Manga Hentai Femdom : Romance au Bureau avec la Patronne et son Subordonné
16 chapitres
Une patronne autoritaire séduit son employé timide après le travail. Lecture gratuite en ligne sans inscription.
Akiko Sato, dirigeante autoritaire de 38 ans, nourrit en secret un désir brûlant pour son subordonné dévoué Kenji. Après des mois de regards volés et de frôlements qui s'éternisent en heures sup, elle trouve enfin le courage d'agir. Elle l'invite dans son bureau privé sous prétexte d'un projet urgent et libère son désir trop longtemps contenu, entraînant l'inexpérimenté Kenji dans un tourbillon de séduction, de domination et d'extase. Entre dossiers éparpillés et pénombre, leur romance interdite s'embrase, mêlant rapports de pouvoir et passion crue.
L'horloge du bureau indiquait minuit passé, mais les désirs d'Akiko brûlaient plus fort que la lampe solitaire.
Son effleurement s'attardait comme une promesse, dénouant son sang-froid frisson après frisson.
Ce qui avait commencé par des regards volés exigeait désormais une confession, son obsession mise à nu.
Ses murmures tissaient des fantasmes en réalité, attisant le feu qu'il avait longtemps réprimé.
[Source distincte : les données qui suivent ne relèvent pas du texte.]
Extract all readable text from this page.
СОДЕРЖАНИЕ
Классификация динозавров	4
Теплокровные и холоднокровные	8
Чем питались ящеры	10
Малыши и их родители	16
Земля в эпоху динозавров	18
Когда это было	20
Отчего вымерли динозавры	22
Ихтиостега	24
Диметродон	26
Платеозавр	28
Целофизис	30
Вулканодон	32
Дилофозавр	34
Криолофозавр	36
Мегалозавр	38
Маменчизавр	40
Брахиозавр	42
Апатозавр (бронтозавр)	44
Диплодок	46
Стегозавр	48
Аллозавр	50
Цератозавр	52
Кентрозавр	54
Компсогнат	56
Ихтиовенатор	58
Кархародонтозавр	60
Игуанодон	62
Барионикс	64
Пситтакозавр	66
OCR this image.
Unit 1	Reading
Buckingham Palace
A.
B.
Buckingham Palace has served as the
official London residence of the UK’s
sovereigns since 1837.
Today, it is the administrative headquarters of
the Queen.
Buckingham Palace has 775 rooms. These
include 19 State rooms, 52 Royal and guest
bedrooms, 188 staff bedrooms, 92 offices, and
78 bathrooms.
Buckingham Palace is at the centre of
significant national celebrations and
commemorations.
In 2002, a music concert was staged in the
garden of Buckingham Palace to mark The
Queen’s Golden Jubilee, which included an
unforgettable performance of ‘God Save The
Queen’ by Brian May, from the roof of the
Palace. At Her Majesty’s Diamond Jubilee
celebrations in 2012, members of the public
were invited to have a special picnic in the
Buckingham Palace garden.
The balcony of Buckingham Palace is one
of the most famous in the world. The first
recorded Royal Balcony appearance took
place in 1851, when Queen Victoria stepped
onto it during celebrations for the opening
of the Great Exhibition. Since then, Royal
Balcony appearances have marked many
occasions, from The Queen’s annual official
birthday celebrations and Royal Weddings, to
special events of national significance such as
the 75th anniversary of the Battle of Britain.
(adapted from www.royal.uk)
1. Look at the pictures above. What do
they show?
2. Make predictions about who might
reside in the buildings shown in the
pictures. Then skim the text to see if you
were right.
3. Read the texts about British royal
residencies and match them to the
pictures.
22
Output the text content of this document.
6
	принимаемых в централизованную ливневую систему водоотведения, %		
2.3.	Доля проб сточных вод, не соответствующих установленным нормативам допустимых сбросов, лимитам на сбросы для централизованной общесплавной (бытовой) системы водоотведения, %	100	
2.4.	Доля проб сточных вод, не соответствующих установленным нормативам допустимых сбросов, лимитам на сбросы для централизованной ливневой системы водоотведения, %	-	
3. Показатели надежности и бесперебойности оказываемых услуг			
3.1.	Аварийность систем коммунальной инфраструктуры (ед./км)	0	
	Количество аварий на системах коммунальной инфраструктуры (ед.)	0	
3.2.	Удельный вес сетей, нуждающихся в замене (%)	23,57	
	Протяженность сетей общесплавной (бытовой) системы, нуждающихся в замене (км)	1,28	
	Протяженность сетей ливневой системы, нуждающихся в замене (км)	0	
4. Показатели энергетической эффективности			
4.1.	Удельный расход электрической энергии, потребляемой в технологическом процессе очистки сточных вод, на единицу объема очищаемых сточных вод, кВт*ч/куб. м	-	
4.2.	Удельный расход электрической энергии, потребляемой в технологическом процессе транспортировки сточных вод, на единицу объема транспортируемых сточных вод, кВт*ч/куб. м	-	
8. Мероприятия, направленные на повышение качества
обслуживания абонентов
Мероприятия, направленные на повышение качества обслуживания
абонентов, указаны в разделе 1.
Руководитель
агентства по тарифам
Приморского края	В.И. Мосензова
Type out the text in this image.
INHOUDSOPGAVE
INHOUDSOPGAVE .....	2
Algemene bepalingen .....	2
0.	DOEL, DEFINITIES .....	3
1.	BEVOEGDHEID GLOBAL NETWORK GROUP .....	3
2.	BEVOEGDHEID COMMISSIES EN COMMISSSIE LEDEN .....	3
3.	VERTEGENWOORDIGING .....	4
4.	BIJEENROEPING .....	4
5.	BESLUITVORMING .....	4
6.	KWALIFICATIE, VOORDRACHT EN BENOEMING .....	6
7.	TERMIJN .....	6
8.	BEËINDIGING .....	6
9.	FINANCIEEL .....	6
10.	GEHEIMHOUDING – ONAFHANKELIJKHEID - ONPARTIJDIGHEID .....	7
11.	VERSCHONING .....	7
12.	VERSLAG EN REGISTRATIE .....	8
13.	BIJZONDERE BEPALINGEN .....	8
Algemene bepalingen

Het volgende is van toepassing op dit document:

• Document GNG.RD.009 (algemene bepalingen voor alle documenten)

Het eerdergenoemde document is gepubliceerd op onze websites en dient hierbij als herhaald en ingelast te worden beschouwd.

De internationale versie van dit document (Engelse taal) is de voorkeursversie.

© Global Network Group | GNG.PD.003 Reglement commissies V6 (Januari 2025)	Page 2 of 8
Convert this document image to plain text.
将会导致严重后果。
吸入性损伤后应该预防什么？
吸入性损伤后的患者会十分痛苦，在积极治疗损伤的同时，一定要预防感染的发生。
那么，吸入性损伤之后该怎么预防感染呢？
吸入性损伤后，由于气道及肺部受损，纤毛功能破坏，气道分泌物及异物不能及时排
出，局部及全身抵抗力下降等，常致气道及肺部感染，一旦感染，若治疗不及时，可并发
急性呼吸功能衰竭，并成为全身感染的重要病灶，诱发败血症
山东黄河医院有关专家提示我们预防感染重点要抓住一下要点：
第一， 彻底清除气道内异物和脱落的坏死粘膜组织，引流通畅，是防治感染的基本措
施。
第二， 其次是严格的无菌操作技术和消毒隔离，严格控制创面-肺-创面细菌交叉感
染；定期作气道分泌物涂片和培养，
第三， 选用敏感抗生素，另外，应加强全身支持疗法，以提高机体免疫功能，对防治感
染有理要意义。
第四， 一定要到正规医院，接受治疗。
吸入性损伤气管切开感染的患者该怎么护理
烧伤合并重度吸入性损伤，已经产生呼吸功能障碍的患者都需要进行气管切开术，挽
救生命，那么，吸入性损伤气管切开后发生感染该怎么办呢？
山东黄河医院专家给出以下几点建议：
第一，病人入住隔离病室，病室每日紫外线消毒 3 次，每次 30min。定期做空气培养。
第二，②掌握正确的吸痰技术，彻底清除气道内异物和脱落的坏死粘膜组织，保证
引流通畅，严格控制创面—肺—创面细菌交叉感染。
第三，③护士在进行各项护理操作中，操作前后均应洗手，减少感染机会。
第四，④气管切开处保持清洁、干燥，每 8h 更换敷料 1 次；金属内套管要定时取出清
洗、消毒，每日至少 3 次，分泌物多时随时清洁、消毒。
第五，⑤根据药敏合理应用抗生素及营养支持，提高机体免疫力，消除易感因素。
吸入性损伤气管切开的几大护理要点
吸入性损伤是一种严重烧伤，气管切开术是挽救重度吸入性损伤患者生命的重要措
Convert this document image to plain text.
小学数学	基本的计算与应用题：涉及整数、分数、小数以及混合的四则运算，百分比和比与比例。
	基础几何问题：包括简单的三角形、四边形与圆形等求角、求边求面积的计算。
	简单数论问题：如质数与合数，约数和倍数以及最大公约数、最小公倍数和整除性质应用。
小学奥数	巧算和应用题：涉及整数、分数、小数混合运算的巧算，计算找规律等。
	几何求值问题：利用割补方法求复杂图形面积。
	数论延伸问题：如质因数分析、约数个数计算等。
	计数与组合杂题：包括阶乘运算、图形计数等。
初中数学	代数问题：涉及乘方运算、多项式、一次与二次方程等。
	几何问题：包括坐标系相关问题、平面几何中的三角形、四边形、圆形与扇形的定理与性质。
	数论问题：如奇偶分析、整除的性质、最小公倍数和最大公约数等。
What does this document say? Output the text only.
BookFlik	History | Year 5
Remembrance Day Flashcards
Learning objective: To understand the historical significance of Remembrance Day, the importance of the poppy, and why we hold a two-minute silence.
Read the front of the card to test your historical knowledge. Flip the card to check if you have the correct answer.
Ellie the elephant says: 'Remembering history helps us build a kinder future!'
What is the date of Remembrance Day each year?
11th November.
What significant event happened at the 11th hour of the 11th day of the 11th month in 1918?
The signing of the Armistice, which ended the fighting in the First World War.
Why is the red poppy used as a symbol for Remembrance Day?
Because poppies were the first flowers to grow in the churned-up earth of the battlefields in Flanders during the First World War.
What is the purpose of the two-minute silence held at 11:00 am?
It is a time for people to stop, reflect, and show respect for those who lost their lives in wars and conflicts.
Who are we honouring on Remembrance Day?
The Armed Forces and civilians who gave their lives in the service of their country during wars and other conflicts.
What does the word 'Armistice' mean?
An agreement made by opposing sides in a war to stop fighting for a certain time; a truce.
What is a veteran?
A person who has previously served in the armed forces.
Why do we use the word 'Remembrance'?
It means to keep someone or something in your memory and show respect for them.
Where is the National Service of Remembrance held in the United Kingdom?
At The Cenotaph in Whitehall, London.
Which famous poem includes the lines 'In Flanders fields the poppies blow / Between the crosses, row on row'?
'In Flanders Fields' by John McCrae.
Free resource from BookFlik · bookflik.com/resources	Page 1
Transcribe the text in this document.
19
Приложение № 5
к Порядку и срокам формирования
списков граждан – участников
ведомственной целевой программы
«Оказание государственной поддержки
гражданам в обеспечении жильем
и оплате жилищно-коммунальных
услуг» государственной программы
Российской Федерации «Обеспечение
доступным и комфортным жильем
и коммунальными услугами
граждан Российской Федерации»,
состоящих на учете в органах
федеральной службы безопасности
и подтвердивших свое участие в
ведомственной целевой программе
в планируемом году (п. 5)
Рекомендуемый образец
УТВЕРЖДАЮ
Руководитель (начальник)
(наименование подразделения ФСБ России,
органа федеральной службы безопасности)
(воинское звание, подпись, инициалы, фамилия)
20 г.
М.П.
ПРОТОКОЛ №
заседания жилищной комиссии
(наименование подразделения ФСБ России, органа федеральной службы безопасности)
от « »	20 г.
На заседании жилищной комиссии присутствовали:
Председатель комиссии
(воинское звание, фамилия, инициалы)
Les limites se dissolvaient dans la chaleur de son ordre, son hésitation fondant.
Des années de désir refoulé se déchaînaient en une urgence rythmée, réclamant ce qui était sien.
Chaque baiser marquait son territoire, sa dominance s'inscrivant plus profondément dans son âme.
Le pouvoir changeait de main dans sa prise, sa reddition alimentant sa faim triomphante.
Sous le feu se cachait la fragilité, sa peur dévoilée dans un seul aveu haletant.
Union scellée dans l'extase, sa dominance cédant à un ravissement partagé.
Son rythme commandait l'obéissance, chaque exigence l'entraînant plus loin dans l'oubli.
Les papiers volaient comme des devoirs oubliés, leur frénésie montant jusqu'à une libération fracassante.
Des vagues de félicité déferlaient sur eux, liant leurs secrets dans une unité frémissante.
Dans le calme qui suivit, des murmures tissaient des vœux de passions cachées à venir.
L'aube apporta le calme, mais sa promesse d'adieu persistait comme une addiction.
De l'autre côté du fossé, son regard le tenait envoûté, l'obsession loin d'être assouvie.